Понимаете, какой хитрый? Сообразил, что, если он откроет мне свою паспортную махинацию в пути, так я ни за что не соглашусь и не удастся ему завтра в Петербурге сантиментальная затея эта -- устроиться в отеле вместе на супружеском положении. А раз, дескать, Тверь пройдет, то и Петербург пройдет!
Ну тут, конечно, влетело ему от меня -- задала гонку! Никаких супружеских блаженств в Твери ему не очистилось, потому что треть ночи ругались, другая треть ушла на то, что я тверских блох истребляла, третья на то, что открытою форточкою проветривала номер, выгоняя фритюрный дух. Как же, выгонишь! Он там, поди, со времен Александра Невского в стенах завяз... или какой, бишь, другой князь -- не Александр Невский -- в Твери-то сидел? Еще все с Москвою ссорился и татар у себя в Твери перерезал?
-- Был такой, Елена Венедиктовна, Александром Михайловичем звали... Как вы, однако, помните!
-- Я многое помню... А вы думали, все пропила?.. Нет, много помню. Только не всегда. А есть в мозгу какие-то задние клеточки. Молчат-молчат, а вдруг будто толкнет их что-то -- выскочат и высыпят, что застряло... Намедни -- верите ли? -- проснулась после нашей обычной песковской ночки уже за полдень, что во сне видела, ничего не помню, голова похмельная шумит, а подушка вся вымочена слезами, словно дождик прошел, а губами шепчу... что шепчу? Французские стихи! "La jeuneca ptive"! Как в гимназии зубрила, с того времени в мыслях у меня никогда больше их не бывало... А вот, оказывается, помню, выскочили ни с того ни с сего... Чу-у-удно...
День в Твери -- до поезда,-- конечно, после бессонной ночи проспала как мертвая.
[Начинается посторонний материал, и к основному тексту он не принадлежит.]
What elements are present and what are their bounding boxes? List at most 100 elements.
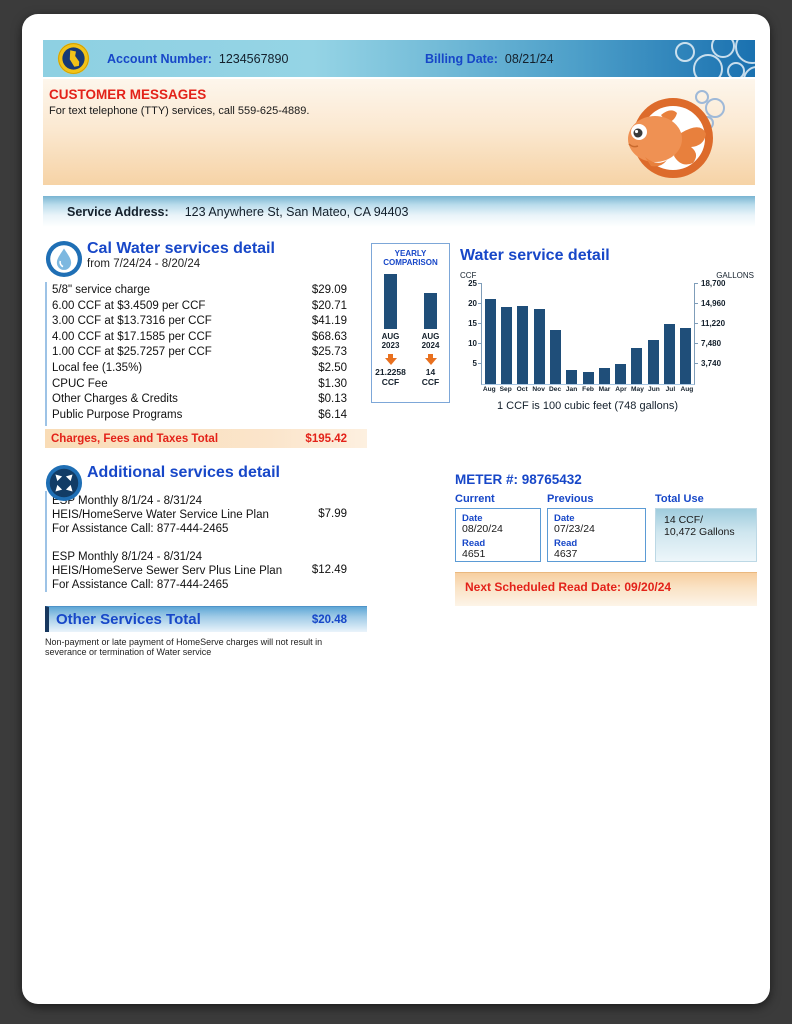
billing-date-group: Billing Date: 08/21/24 [425, 40, 554, 77]
chart-plot [478, 283, 698, 385]
y-axis-tick-label: 20 [468, 299, 477, 308]
previous-column-header: Previous [547, 493, 594, 505]
month-label: Dec [549, 386, 562, 393]
service-line-item: 3.00 CCF at $13.7316 per CCF $41.19 [52, 314, 367, 330]
plan-amount: $7.99 [318, 508, 347, 520]
month-bar [615, 364, 627, 384]
service-line-item: Other Charges & Credits $0.13 [52, 392, 367, 408]
goldfish-illustration [628, 90, 725, 178]
water-service-chart-section: Water service detail CCF GALLONS 5 10 15 20… [460, 247, 756, 412]
month-label: Nov [532, 386, 545, 393]
other-services-total-label: Other Services Total [56, 611, 201, 628]
customer-messages-panel: CUSTOMER MESSAGES For text telephone (TT… [43, 79, 755, 185]
meter-section: METER #: 98765432 Current Previous Total… [455, 472, 757, 607]
total-use-column-header: Total Use [655, 493, 704, 505]
gallons-tick-label: 18,700 [701, 279, 726, 288]
service-line-item: CPUC Fee $1.30 [52, 377, 367, 393]
chart-plot-area: 5 10 15 20 25 3,740 7,480 11,220 14,960 18,700 [460, 279, 756, 385]
service-line-amount: $1.30 [318, 377, 347, 390]
month-label: May [631, 386, 644, 393]
month-bar [517, 306, 529, 384]
additional-service-item: ESP Monthly 8/1/24 - 8/31/24 HEIS/HomeSer… [52, 550, 367, 592]
additional-service-item: ESP Monthly 8/1/24 - 8/31/24 HEIS/HomeSer… [52, 494, 367, 536]
billing-date-label: Billing Date: [425, 51, 498, 66]
down-arrow-icon [384, 354, 397, 365]
month-label: Apr [615, 386, 627, 393]
esp-period-line: ESP Monthly 8/1/24 - 8/31/24 [52, 495, 203, 507]
service-line-label: Local fee (1.35%) [52, 361, 143, 374]
customer-messages-body: For text telephone (TTY) services, call … [49, 105, 310, 117]
service-line-item: 4.00 CCF at $17.1585 per CCF $68.63 [52, 330, 367, 346]
additional-services-section: Additional services detail ESP Monthly 8… [45, 464, 367, 657]
services-detail-period: from 7/24/24 - 8/20/24 [87, 258, 201, 270]
gallons-tick-label: 7,480 [701, 339, 722, 348]
service-line-label: Other Charges & Credits [52, 393, 178, 406]
total-use-ccf: 14 CCF/ [664, 514, 704, 526]
service-line-label: 1.00 CCF at $25.7257 per CCF [52, 346, 212, 359]
comparison-value: 21.2258 CCF [375, 367, 406, 387]
month-bar [500, 307, 512, 384]
month-bar [664, 324, 676, 384]
total-use-gallons: 10,472 Gallons [664, 526, 735, 538]
y-axis-tick-label: 15 [468, 319, 477, 328]
billing-date-value: 08/21/24 [504, 51, 554, 66]
comparison-bar [424, 293, 437, 329]
month-label: Feb [582, 386, 594, 393]
previous-date-label: Date [554, 513, 575, 524]
month-bar [484, 299, 496, 384]
service-address-label: Service Address: [67, 204, 169, 219]
y-axis-tick-label: 5 [472, 359, 477, 368]
account-number-label: Account Number: [107, 51, 212, 66]
current-date-label: Date [462, 513, 483, 524]
service-line-item: Local fee (1.35%) $2.50 [52, 361, 367, 377]
service-line-amount: $0.13 [318, 393, 347, 406]
gallons-tick-label: 3,740 [701, 359, 722, 368]
month-bar [631, 348, 643, 384]
previous-date-value: 07/23/24 [554, 523, 595, 535]
plan-amount: $12.49 [311, 564, 347, 576]
account-number-group: Account Number: 1234567890 [107, 40, 288, 77]
chart-yticks-right: 3,740 7,480 11,220 14,960 18,700 [694, 279, 754, 384]
chart-yticks-left: 5 10 15 20 25 [460, 279, 480, 384]
month-label: Sep [499, 386, 512, 393]
service-line-label: Public Purpose Programs [52, 408, 183, 421]
other-services-total-row: Other Services Total $20.48 [45, 606, 367, 632]
next-scheduled-read-bar: Next Scheduled Read Date: 09/20/24 [455, 572, 757, 606]
month-bar [647, 340, 659, 384]
service-line-label: 6.00 CCF at $3.4509 per CCF [52, 299, 206, 312]
meter-number-title: METER #: 98765432 [455, 472, 582, 487]
comparison-category: AUG 2023 [381, 332, 400, 350]
service-line-item: Public Purpose Programs $6.14 [52, 408, 367, 424]
service-line-label: 5/8" service charge [52, 284, 151, 296]
y-axis-tick-label: 25 [468, 279, 477, 288]
services-detail-title: Cal Water services detail [87, 240, 275, 257]
current-read-box: Date 08/20/24 Read 4651 [455, 508, 541, 562]
service-line-amount: $41.19 [311, 315, 347, 328]
plan-name-line: HEIS/HomeServe Water Service Line Plan [52, 509, 269, 521]
service-line-label: 4.00 CCF at $17.1585 per CCF [52, 330, 212, 343]
charges-total-label: Charges, Fees and Taxes Total [51, 432, 219, 445]
month-label: Jul [665, 386, 676, 393]
month-label: Oct [516, 386, 528, 393]
services-items: 5/8" service charge $29.09 6.00 CCF at $3.… [45, 282, 367, 427]
month-label: Aug [680, 386, 694, 393]
yearly-comparison-title: YEARLY COMPARISON [383, 249, 438, 267]
left-axis-unit: CCF [460, 271, 477, 280]
service-line-item: 5/8" service charge $29.09 [52, 283, 367, 299]
current-date-value: 08/20/24 [462, 523, 503, 535]
cal-water-logo-icon [57, 42, 90, 75]
other-services-total-amount: $20.48 [311, 613, 347, 626]
current-read-label: Read [462, 538, 486, 549]
assistance-line: For Assistance Call: 877-444-2465 [52, 523, 229, 535]
service-line-label: 3.00 CCF at $13.7316 per CCF [52, 315, 212, 328]
axis-unit-row: CCF GALLONS [460, 271, 756, 280]
esp-period-line: ESP Monthly 8/1/24 - 8/31/24 [52, 551, 203, 563]
gallons-tick-label: 14,960 [701, 299, 726, 308]
current-read-value: 4651 [462, 548, 486, 560]
previous-read-value: 4637 [554, 548, 578, 560]
comparison-category: AUG 2024 [421, 332, 440, 350]
service-address-value: 123 Anywhere St, San Mateo, CA 94403 [184, 204, 409, 219]
month-bar [582, 372, 594, 384]
service-line-amount: $20.71 [311, 299, 347, 312]
yearly-bars [372, 271, 449, 329]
В поезде, хотя сердце с меня уже сошло, продолжала дуться: для выдержки характера. Ну, к Петербургу -- вижу, совсем мой Галактион скис... Жаль стало -- э, была не была, риск -- благородное дело! Уважила его! Остановились в "Hôtel d'Angleterre" как супруги Бенаресовы...
Ничего... Довольно не скучно провели трое суток. Только я остерегалась выходить вдвоем с Галактионом иначе, как в сумерки. И умно делала. Пошла перед отъездом в Гостиный двор за покупками. Только я с Морской на Невский -- пожалуйте, великолепная фигура: наш московский баритон, Богомир Богомирович Корсов во всей своей блистательности!..
Он тогда еще почти молодой был -- так, в поре, лет на сорок. И бороду свою живописную не брил, как после. Мужчина красоты победительной!
-- Ба-ба-ба! Кого я вижу? Прелестная москвичка! Какими судьбами?
И, узнав, что я в Петербурге одна и вольным казаком -- не посвящать же его мне было в комбинацию супругов Бенаресовых!-- приглашает меня завтракать в Милютины лавки...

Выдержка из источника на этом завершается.